Vaill Point Park
The Moultrie Creek / Intracoastal Park (Vaill Point) contains 23 acres, bordered on the east by the Intracoastal Waterway and on the north by Moultrie Creek. Accessible from US 1 via Vaill Point Road and Sturdivant Road, this site constitutes the last remaining parcel from an 80-acre parent tract owned by the Vaill Family since 1918. Over the years, the Vaill Family utilized this site for passive recreational activities such as family picnics and horseback riding.
Acquisition of this project site has provided this community with a much needed neighborhood/community park, provided additional access to the Moultrie and Intracoastal Waterways, improved the surrounding water quality, connected St. Johns County's Northeast Blueway – Phase II with Duval County's Blueway – Phase I, promoted a local canoe blueway trail and provided additional environmental resources protection. Acquisition and preservation of this site has furthered the established initiatives started by NOAA/DEP through the Guana Tolomato Matanzas (GTM) National Estuarine Research Reserve (NERR), the DEP through the Guana, Tolomato, Matanzas Shellfish Harvesting Task Force and the SJRWMD through the Northern Coastal Basins Program. All of the project site characteristics, as stated above, are consistent with the St. Johns County 2015 Comprehensive Plan's initiatives.
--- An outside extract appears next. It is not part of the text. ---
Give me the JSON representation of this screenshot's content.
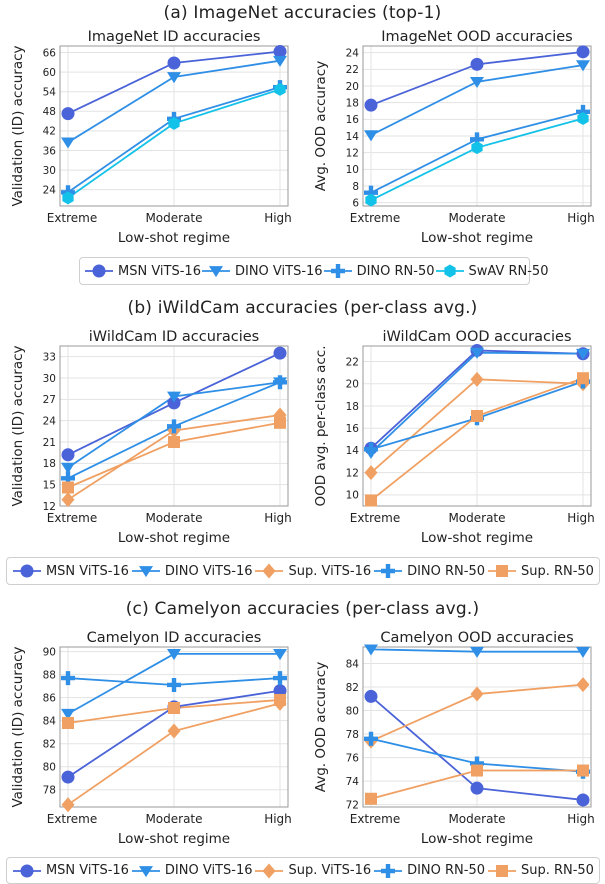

Elevated on a geologically unique bluff (20-25 feet on the east side) the site overlooks the Intracoastal Waterway and Moultrie Creek. Many panoramic and vista views can be observed of the surrounding waterways from the densely vegetated plant communities containing plant species characteristic of North Florida. These native vegetative communities vary with the topography and consist of Live Oak/Upland Temperate Hammock, Temperate Hardwoods, Oak/Pine Forest and Saltwater Marsh. The Bluff (Mesic Uplands) is contained within the Live Oak / Upland Temperate Hammock and the Temperate Hammock communities that line the entire northern and northeastern boundaries (approximately 1146 linear feet) of the site along both the Moultrie Creek and the Matanzas River. The Bluff (Mesic Uplands) vegetative community is classified as imperiled in Florida. According to the Florida Natural Areas Inventory (FNAI), there are only 19 other locations in the State of Florida where this occurs. The very high quality native vegetative communities consist of mature canopy trees and densely vegetated understories. There are only a few locations in the uplands and along the wetlands where re-vegetation of native vegetative communities needs to occur. Where erosion has occurred in both the uplands and the wetlands areas will need to be re-vegetated with native vegetation. The bluff is of particular interest in the Live Oak community where existing oaks, magnolia and hickory trees extend to the actual bluff edges.
The Saltwater Marsh community contains habitat for several State and Federal listed wading birds including the least tern, least bittern, yellow-crowned night heron, reddish egret, snowy egret, tri-colored heron, brown pelican, bald eagle and the white ibis. Both the least tern and the bald eagle are listed as Threatened (T) and the brown pelican, little blue heron, reddish egret and tricolor heron are listed as Species of Special Concern (SSC) by the Florida Fish and Wildlife Conservation Commission (FWCC). The Live Oak / Upland Temperate Hammock, consisting of large pines lying along the western bluff of Moultrie Creek, provides nesting and/or roosting sites for several State and Federal listed species including bald eagle, peregrine falcon and osprey. The Oak / Pine Forest Community currently has two inactive gopher tortoise burrows. The Florida Fish and Wildlife Conservation Commission (FWCC) list the gopher tortoise as a Species of Special Concern (SSC).